La clairière est magique. On y voit des lumières changeantes, on y entend d'étranges bruissements, des frôlements, des souffles évoquant des arpèges de la flûte de Pan, on y espère des rencontres peu communes. Pour l'artiste, le poète, le musicien, c'est un théâtre. La qualité du décor et le microclimat créent un biotope parfaitement adapté aux apparitions mythiques. Le vivant de la clairière n'a cure du rationnel.
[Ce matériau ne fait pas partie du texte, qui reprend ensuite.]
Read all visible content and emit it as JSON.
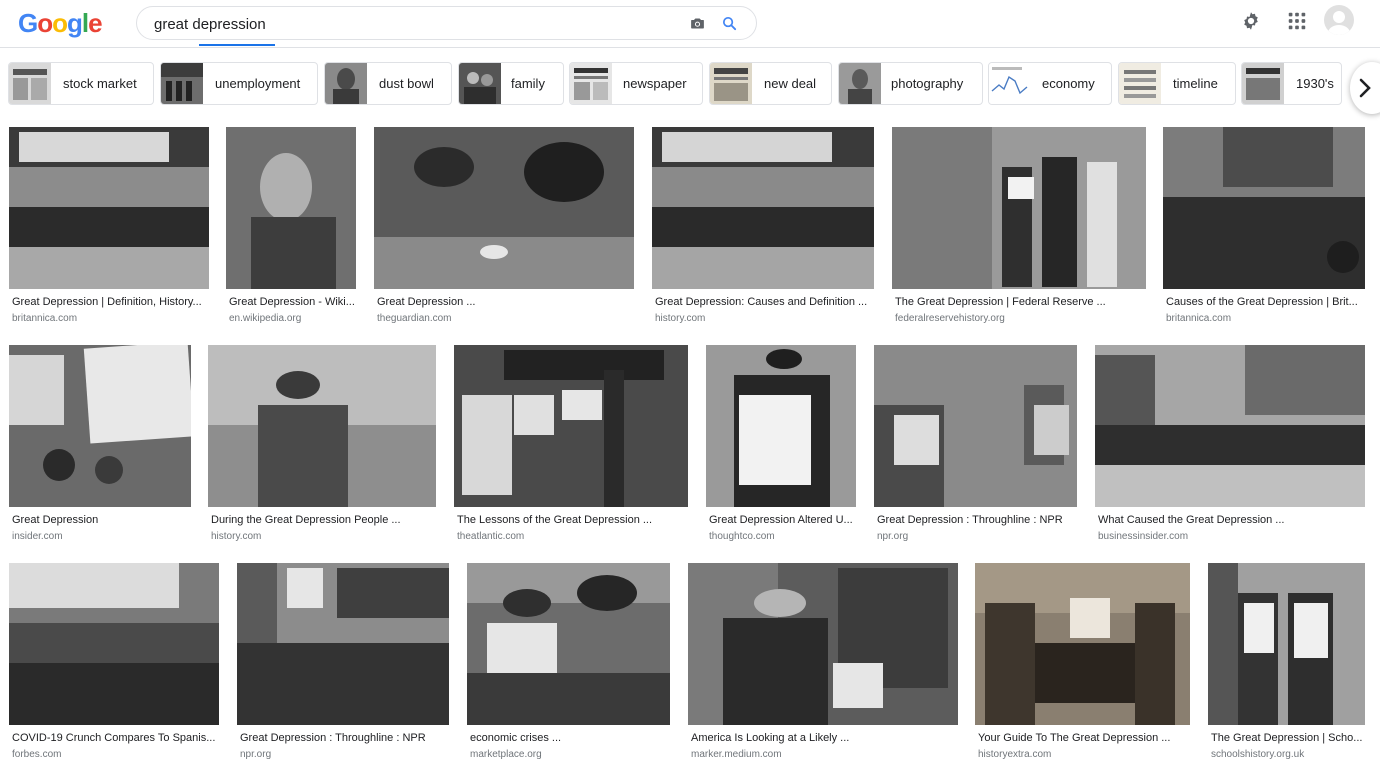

Avec un peu de chance, on y trouve licorne et lys martagon, chèvre-pied et chèvrefeuille, sabot-de-Vénus et Diane chasseresse, fontaine et nymphes au bain, ce qu'il faut de chair fraîche pour occuper le matin d'un centaure ou l'après-midi d'un faune. Scènes étonnantes, ô combien fugitives... Il suffit d'un coup de vent pour que disparaisse tout ce beau monde. Rien n'est plus fragile qu'un soleil de clairière.
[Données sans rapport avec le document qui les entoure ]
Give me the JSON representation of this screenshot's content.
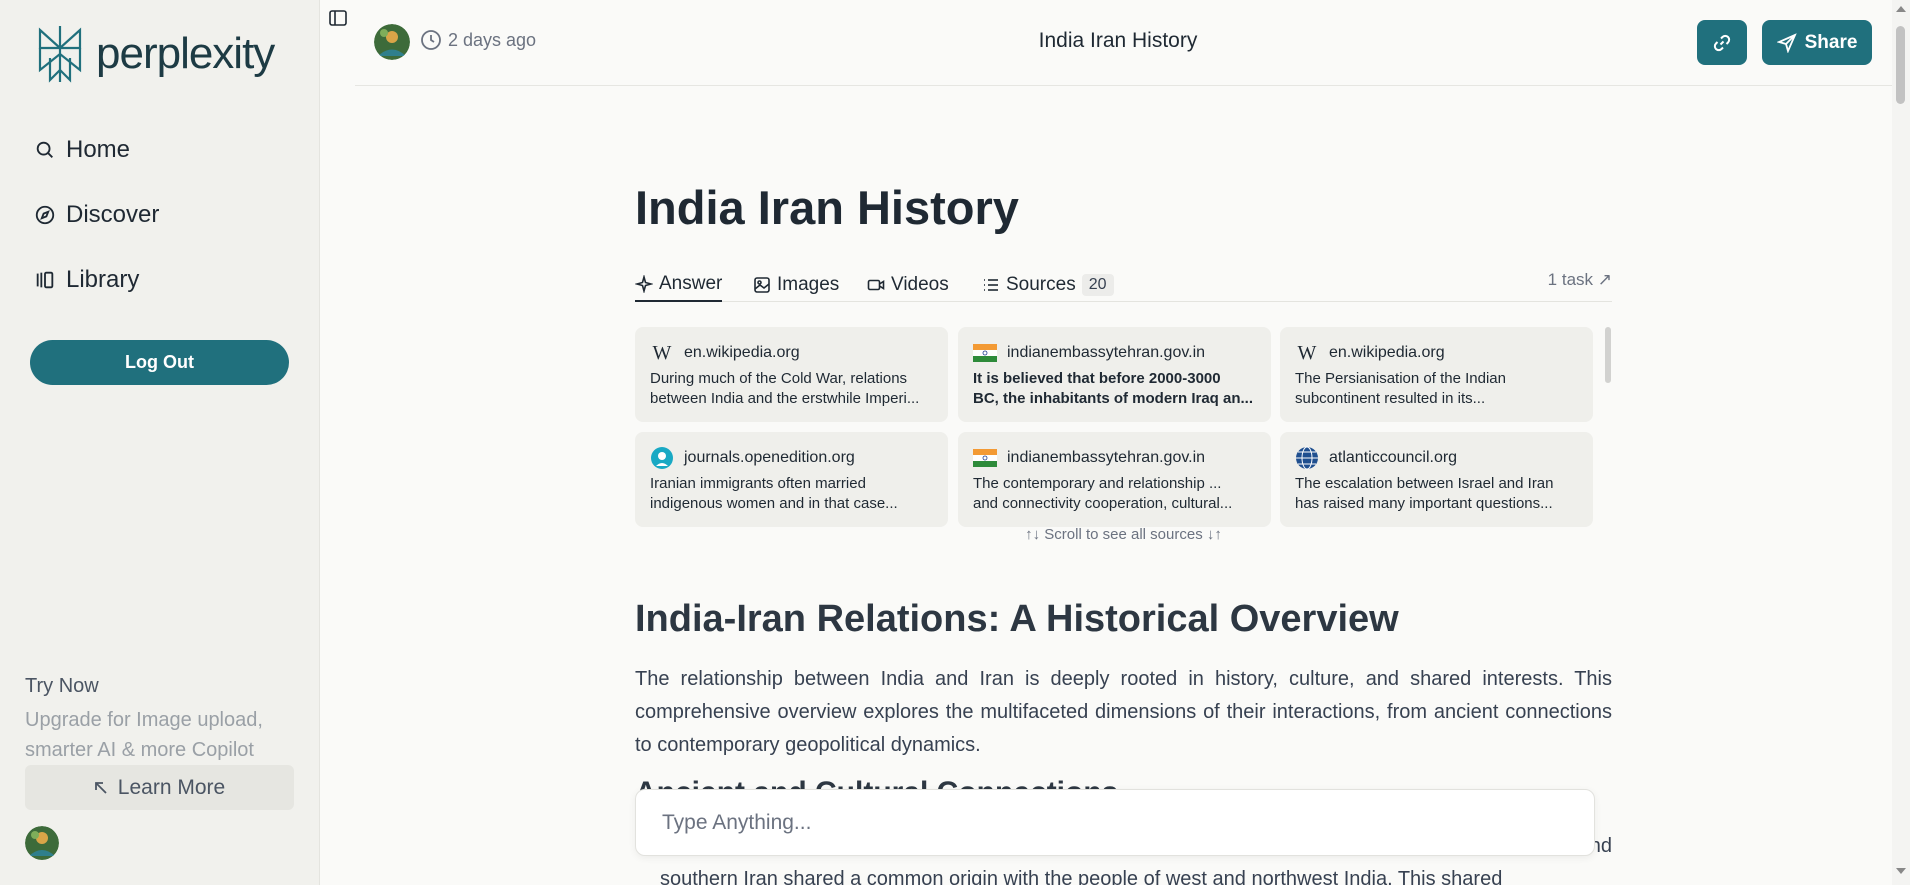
{
  "sidebar": {
    "brand": "perplexity",
    "nav": [
      {
        "label": "Home",
        "icon": "search-icon"
      },
      {
        "label": "Discover",
        "icon": "compass-icon"
      },
      {
        "label": "Library",
        "icon": "library-icon"
      }
    ],
    "logout_label": "Log Out",
    "try_now": "Try Now",
    "upgrade_text": "Upgrade for Image upload, smarter AI & more Copilot",
    "learn_more_label": "Learn More"
  },
  "header": {
    "time_ago": "2 days ago",
    "title": "India Iran History",
    "share_label": "Share"
  },
  "main": {
    "title": "India Iran History",
    "tabs": [
      {
        "label": "Answer",
        "icon": "sparkle-icon"
      },
      {
        "label": "Images",
        "icon": "image-icon"
      },
      {
        "label": "Videos",
        "icon": "video-icon"
      },
      {
        "label": "Sources",
        "icon": "list-icon",
        "count": "20"
      }
    ],
    "task_label": "1 task ↗",
    "sources": [
      {
        "domain": "en.wikipedia.org",
        "icon": "wikipedia-icon",
        "line1": "During much of the Cold War, relations",
        "line2": "between India and the erstwhile Imperi..."
      },
      {
        "domain": "indianembassytehran.gov.in",
        "icon": "india-flag-icon",
        "line1": "It is believed that before 2000-3000",
        "line2": "BC, the inhabitants of modern Iraq an..."
      },
      {
        "domain": "en.wikipedia.org",
        "icon": "wikipedia-icon",
        "line1": "The Persianisation of the Indian",
        "line2": "subcontinent resulted in its..."
      },
      {
        "domain": "journals.openedition.org",
        "icon": "openedition-icon",
        "line1": "Iranian immigrants often married",
        "line2": "indigenous women and in that case..."
      },
      {
        "domain": "indianembassytehran.gov.in",
        "icon": "india-flag-icon",
        "line1": "The contemporary and relationship ...",
        "line2": "and connectivity cooperation, cultural..."
      },
      {
        "domain": "atlanticcouncil.org",
        "icon": "globe-icon",
        "line1": "The escalation between Israel and Iran",
        "line2": "has raised many important questions..."
      }
    ],
    "scroll_hint": "↑↓ Scroll to see all sources ↓↑",
    "section_title": "India-Iran Relations: A Historical Overview",
    "intro": "The relationship between India and Iran is deeply rooted in history, culture, and shared interests. This comprehensive overview explores the multifaceted dimensions of their interactions, from ancient connections to contemporary geopolitical dynamics.",
    "subheading": "Ancient and Cultural Connections",
    "para2_line1": "nd",
    "para2_line2": "southern Iran shared a common origin with the people of west and northwest India. This shared"
  },
  "composer": {
    "placeholder": "Type Anything..."
  },
  "colors": {
    "accent": "#20707d",
    "sidebar_bg": "#f1f1ed",
    "page_bg": "#fafaf8"
  }
}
Du bon usage des paysages : en profiter au gré des élans du cœurs, ne pas chercher à se les approprier. Il est dans la nature des choses que les grands espaces appartiennent à ceux qui les traversent. Y planter sa tente est légitime, s'y tailler un domaine serait arrogant. Les hauts lieux déserts où nous ne faisons que passer s'inscrivirent durablement dans nos mémoires. Nous les faisons nôtres, à notre façon, sans contrainte et sans attache.
Il y a trois ailleurs : celui de l'espace géographique, celui du temps et celui de l'imaginaire. Les romanciers et les poètes voyagent librement dans ces trois univers qui parfois se rejoignent.